Evaluating the Addition of Total Androgen Suppression to Radiation versus Radiation Alone for Locally Advanced Prostate Cancer
Evaluating the Addition of Total Androgen Suppression to Radiation versus Radiation Alone for Locally Advanced Prostate Cancer
Published: October 2008
Introduction
The combination of androgen suppression and radiation is becoming the standard treatment for men with locally advanced adenocarcinoma of the prostate.This article will outline the rationale, clinical studies supporting its use, toxicity, and cost associated with the use of combination androgen suppression and radiation in the treatment of men with locally advanced adenocarcinoma of the prostate.
Rationale for Androgen Blockade in Prostate Cancer
Androgens regulate the growth and synthetic activity of the prostate gland.
Testosterone, the primary circulating androgen, is converted to its active form, alphadihydrotestosterone, by 5-alpha-reductase, and forms a complex with the dihydrotestosterone-binding domain of the androgen receptor.
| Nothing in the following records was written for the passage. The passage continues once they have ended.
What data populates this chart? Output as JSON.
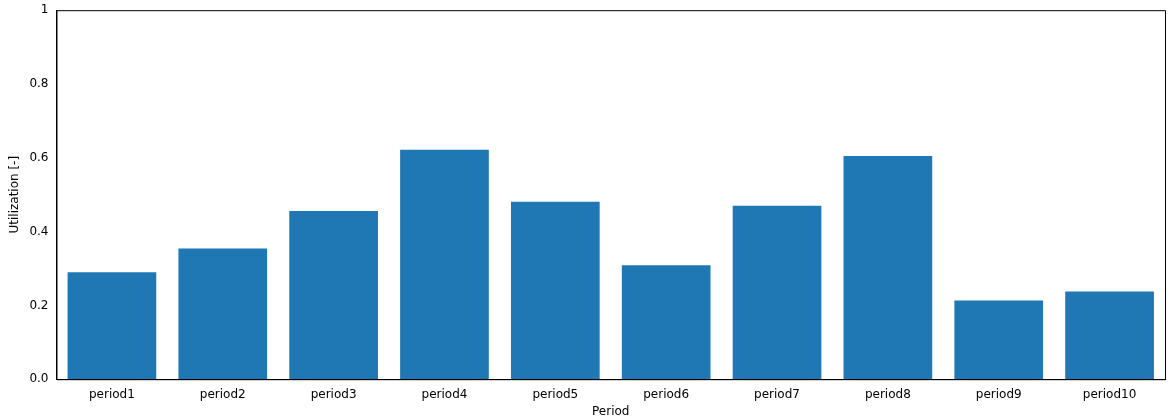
{
  "chart_data": {
    "type": "bar",
    "xlabel": "Period",
    "ylabel": "Utilization [-]",
    "categories": [
      "period1",
      "period2",
      "period3",
      "period4",
      "period5",
      "period6",
      "period7",
      "period8",
      "period9",
      "period10"
    ],
    "values": [
      0.29,
      0.354,
      0.456,
      0.622,
      0.481,
      0.309,
      0.47,
      0.605,
      0.213,
      0.238
    ],
    "color": "#1f77b4",
    "ylim": [
      0,
      1
    ],
    "yticks": [
      {
        "value": 0,
        "label": "0.0"
      },
      {
        "value": 0.2,
        "label": "0.2"
      },
      {
        "value": 0.4,
        "label": "0.4"
      },
      {
        "value": 0.6,
        "label": "0.6"
      },
      {
        "value": 0.8,
        "label": "0.8"
      },
      {
        "value": 1,
        "label": "1"
      }
    ],
    "grid": false,
    "legend": false
  }
}
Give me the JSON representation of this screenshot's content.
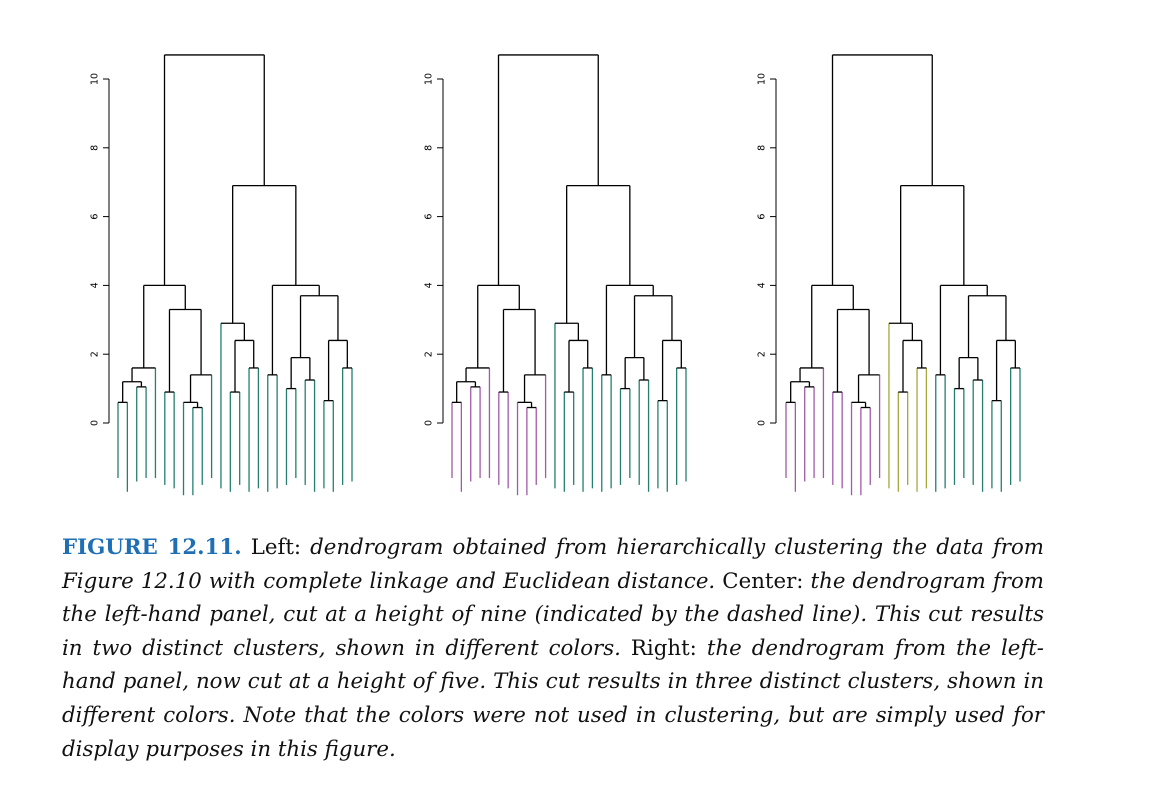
{
  "chart_data": [
    {
      "type": "dendrogram",
      "panel": "left",
      "y_ticks": [
        0,
        2,
        4,
        6,
        8,
        10
      ],
      "ylim": [
        -4.2,
        11
      ],
      "cut_height": null,
      "colors_by_cluster": [
        "#267f6e"
      ],
      "merge_heights_top": [
        10.7,
        6.9,
        4.0,
        4.0,
        3.7,
        2.9
      ]
    },
    {
      "type": "dendrogram",
      "panel": "center",
      "y_ticks": [
        0,
        2,
        4,
        6,
        8,
        10
      ],
      "ylim": [
        -4.2,
        11
      ],
      "cut_height": 9,
      "clusters": 2,
      "colors_by_cluster": [
        "#a05aa8",
        "#267f6e"
      ],
      "merge_heights_top": [
        10.7,
        6.9,
        4.0,
        4.0,
        3.7,
        2.9
      ]
    },
    {
      "type": "dendrogram",
      "panel": "right",
      "y_ticks": [
        0,
        2,
        4,
        6,
        8,
        10
      ],
      "ylim": [
        -4.2,
        11
      ],
      "cut_height": 5,
      "clusters": 3,
      "colors_by_cluster": [
        "#a05aa8",
        "#a3a83e",
        "#267f6e"
      ],
      "merge_heights_top": [
        10.7,
        6.9,
        4.0,
        4.0,
        3.7,
        2.9
      ]
    }
  ],
  "caption": {
    "label": "FIGURE 12.11.",
    "p1": " Left: ",
    "i1": "dendrogram obtained from hierarchically clustering the data from Figure 12.10 with complete linkage and Euclidean distance.",
    "p2": " Center: ",
    "i2": "the dendrogram from the left-hand panel, cut at a height of nine (indicated by the dashed line). This cut results in two distinct clusters, shown in different colors.",
    "p3": " Right: ",
    "i3": "the dendrogram from the left-hand panel, now cut at a height of five. This cut results in three distinct clusters, shown in different colors. Note that the colors were not used in clustering, but are simply used for display purposes in this figure."
  }
}
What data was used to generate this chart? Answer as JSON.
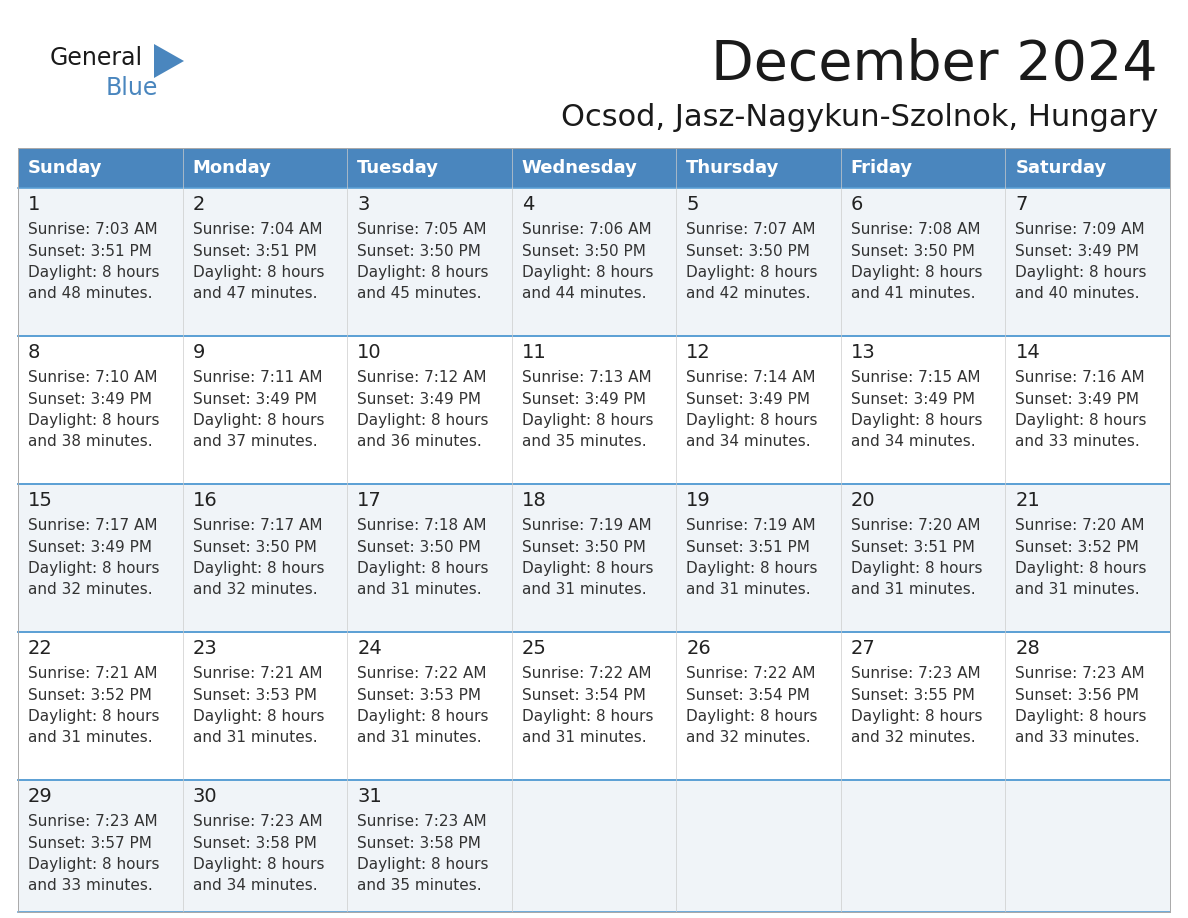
{
  "title": "December 2024",
  "subtitle": "Ocsod, Jasz-Nagykun-Szolnok, Hungary",
  "days_of_week": [
    "Sunday",
    "Monday",
    "Tuesday",
    "Wednesday",
    "Thursday",
    "Friday",
    "Saturday"
  ],
  "header_bg": "#4a86be",
  "header_text": "#ffffff",
  "row_bg_odd": "#f0f4f8",
  "row_bg_even": "#ffffff",
  "cell_border": "#5a9fd4",
  "day_num_color": "#222222",
  "info_text_color": "#333333",
  "title_color": "#1a1a1a",
  "subtitle_color": "#1a1a1a",
  "calendar_data": [
    [
      {
        "day": 1,
        "sunrise": "7:03 AM",
        "sunset": "3:51 PM",
        "daylight_min": "48"
      },
      {
        "day": 2,
        "sunrise": "7:04 AM",
        "sunset": "3:51 PM",
        "daylight_min": "47"
      },
      {
        "day": 3,
        "sunrise": "7:05 AM",
        "sunset": "3:50 PM",
        "daylight_min": "45"
      },
      {
        "day": 4,
        "sunrise": "7:06 AM",
        "sunset": "3:50 PM",
        "daylight_min": "44"
      },
      {
        "day": 5,
        "sunrise": "7:07 AM",
        "sunset": "3:50 PM",
        "daylight_min": "42"
      },
      {
        "day": 6,
        "sunrise": "7:08 AM",
        "sunset": "3:50 PM",
        "daylight_min": "41"
      },
      {
        "day": 7,
        "sunrise": "7:09 AM",
        "sunset": "3:49 PM",
        "daylight_min": "40"
      }
    ],
    [
      {
        "day": 8,
        "sunrise": "7:10 AM",
        "sunset": "3:49 PM",
        "daylight_min": "38"
      },
      {
        "day": 9,
        "sunrise": "7:11 AM",
        "sunset": "3:49 PM",
        "daylight_min": "37"
      },
      {
        "day": 10,
        "sunrise": "7:12 AM",
        "sunset": "3:49 PM",
        "daylight_min": "36"
      },
      {
        "day": 11,
        "sunrise": "7:13 AM",
        "sunset": "3:49 PM",
        "daylight_min": "35"
      },
      {
        "day": 12,
        "sunrise": "7:14 AM",
        "sunset": "3:49 PM",
        "daylight_min": "34"
      },
      {
        "day": 13,
        "sunrise": "7:15 AM",
        "sunset": "3:49 PM",
        "daylight_min": "34"
      },
      {
        "day": 14,
        "sunrise": "7:16 AM",
        "sunset": "3:49 PM",
        "daylight_min": "33"
      }
    ],
    [
      {
        "day": 15,
        "sunrise": "7:17 AM",
        "sunset": "3:49 PM",
        "daylight_min": "32"
      },
      {
        "day": 16,
        "sunrise": "7:17 AM",
        "sunset": "3:50 PM",
        "daylight_min": "32"
      },
      {
        "day": 17,
        "sunrise": "7:18 AM",
        "sunset": "3:50 PM",
        "daylight_min": "31"
      },
      {
        "day": 18,
        "sunrise": "7:19 AM",
        "sunset": "3:50 PM",
        "daylight_min": "31"
      },
      {
        "day": 19,
        "sunrise": "7:19 AM",
        "sunset": "3:51 PM",
        "daylight_min": "31"
      },
      {
        "day": 20,
        "sunrise": "7:20 AM",
        "sunset": "3:51 PM",
        "daylight_min": "31"
      },
      {
        "day": 21,
        "sunrise": "7:20 AM",
        "sunset": "3:52 PM",
        "daylight_min": "31"
      }
    ],
    [
      {
        "day": 22,
        "sunrise": "7:21 AM",
        "sunset": "3:52 PM",
        "daylight_min": "31"
      },
      {
        "day": 23,
        "sunrise": "7:21 AM",
        "sunset": "3:53 PM",
        "daylight_min": "31"
      },
      {
        "day": 24,
        "sunrise": "7:22 AM",
        "sunset": "3:53 PM",
        "daylight_min": "31"
      },
      {
        "day": 25,
        "sunrise": "7:22 AM",
        "sunset": "3:54 PM",
        "daylight_min": "31"
      },
      {
        "day": 26,
        "sunrise": "7:22 AM",
        "sunset": "3:54 PM",
        "daylight_min": "32"
      },
      {
        "day": 27,
        "sunrise": "7:23 AM",
        "sunset": "3:55 PM",
        "daylight_min": "32"
      },
      {
        "day": 28,
        "sunrise": "7:23 AM",
        "sunset": "3:56 PM",
        "daylight_min": "33"
      }
    ],
    [
      {
        "day": 29,
        "sunrise": "7:23 AM",
        "sunset": "3:57 PM",
        "daylight_min": "33"
      },
      {
        "day": 30,
        "sunrise": "7:23 AM",
        "sunset": "3:58 PM",
        "daylight_min": "34"
      },
      {
        "day": 31,
        "sunrise": "7:23 AM",
        "sunset": "3:58 PM",
        "daylight_min": "35"
      },
      null,
      null,
      null,
      null
    ]
  ],
  "logo_text1": "General",
  "logo_text2": "Blue",
  "logo_color1": "#1a1a1a",
  "logo_color2": "#4a86be",
  "logo_triangle_color": "#4a86be"
}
This complex then alters the structure of the DNA-binding domain allowing it to reversibly bind DNA sequences and androgen response elements in promoter or enhancer regions of androgenregulated genes. This response can be manifested as stimulation of cell division, inhibition of apoptosis, or cellular differentiation.
Androgen deprivation is one of the oldest treatments for adenocarcinoma of the prostate. Huggins won the 1966 Nobel Prize for Physiology and Medicine for reporting on the effects of androgen deprivation in men with adenocarcinoma of the prostate.1,2 Three effects have been noted when androgen deprivation is combined with radiation in the treatment of adenocarcinoma of the prostate:
• Androgen deprivation will result in tumor volume reduction that could enhance the response of radiation by decreasing the total number of viable clonogens.
• Androgen deprivation may eradicate tumor deposits outside of the radiation field.
• A supra-additive apoptotic effect has been reported in a human prostate cancer cell line when androgen ablation precedes a single fraction of radiation treatment by three days.3
Clinical Trials Evaluating Androgen Deprivation in Patients with Prostate Cancer
The Radiation Therapy Oncology Group (RTOG) has published numerous clinical trials investigating the addition of androgen suppression to radiation in the treatment of locally advanced prostate cancer. RTOG 75–06 was one of the first trials reporting on a possible survival benefit from the use of androgen suppression with radiation.4,5 This trial was designed to compare pelvic irradiation followed by a boost to the prostate with pelvic and periaortic irradiation followed by a boost to the prostate in the treatment of patients with clinical stage C adenocarcinoma with or without pelvic lymph node metastases, or patients with stage A2 and B disease with pelvic lymph node involvement. Patients were not randomized or stratified based upon hormone use, which could be either estrogen and/or orchiectomy. A disproportionally higher percentage of patients receiving hormone use had unfavorable lesions, but it appeared that hormones counteracted the effect of a higher proportion of histologically unfavorable lesions.5 A trend toward improved local control was also noted in patients receiving hormone therapy. Future RTOG clinical trials incorporating androgen suppression as a cytoreductive agent were designed based upon the results of RTOG 75–06.
RTOG 83–07, a phase II clinical trial,was designed to compare the efficacy and toxicity of megestrol acetate with diethylstilbestrol (DES). Hormones were given two months prior to and during radiation in the treatment of patients with bulky stage B (T2B) or Stage C (T3) adenocarcinoma.6 Patients received 44–46 Gray (Gy) to the regional lymphatics followed by a boost of 20–25Gy to the prostate target in 1.8–2.0Gy fractions. DES produced a statistically significant greater median decrease in testosterone compared with megestrol acetate; however, no difference was noted in primary tumor clearance at two years between study arms. Loco-regional recurrence was also comparable between arms at 16% versus 21% at seven years for megestrol acetate and DES respectively, with the rate of distant metastasis also not statistically different between the two arms. Because a clear-cut superiority was not documented between either drug, the RTOG became interested in using a luteinizing hormone-releasing hormone (LHRH), goserelin, and an anti-androgen, flutamide.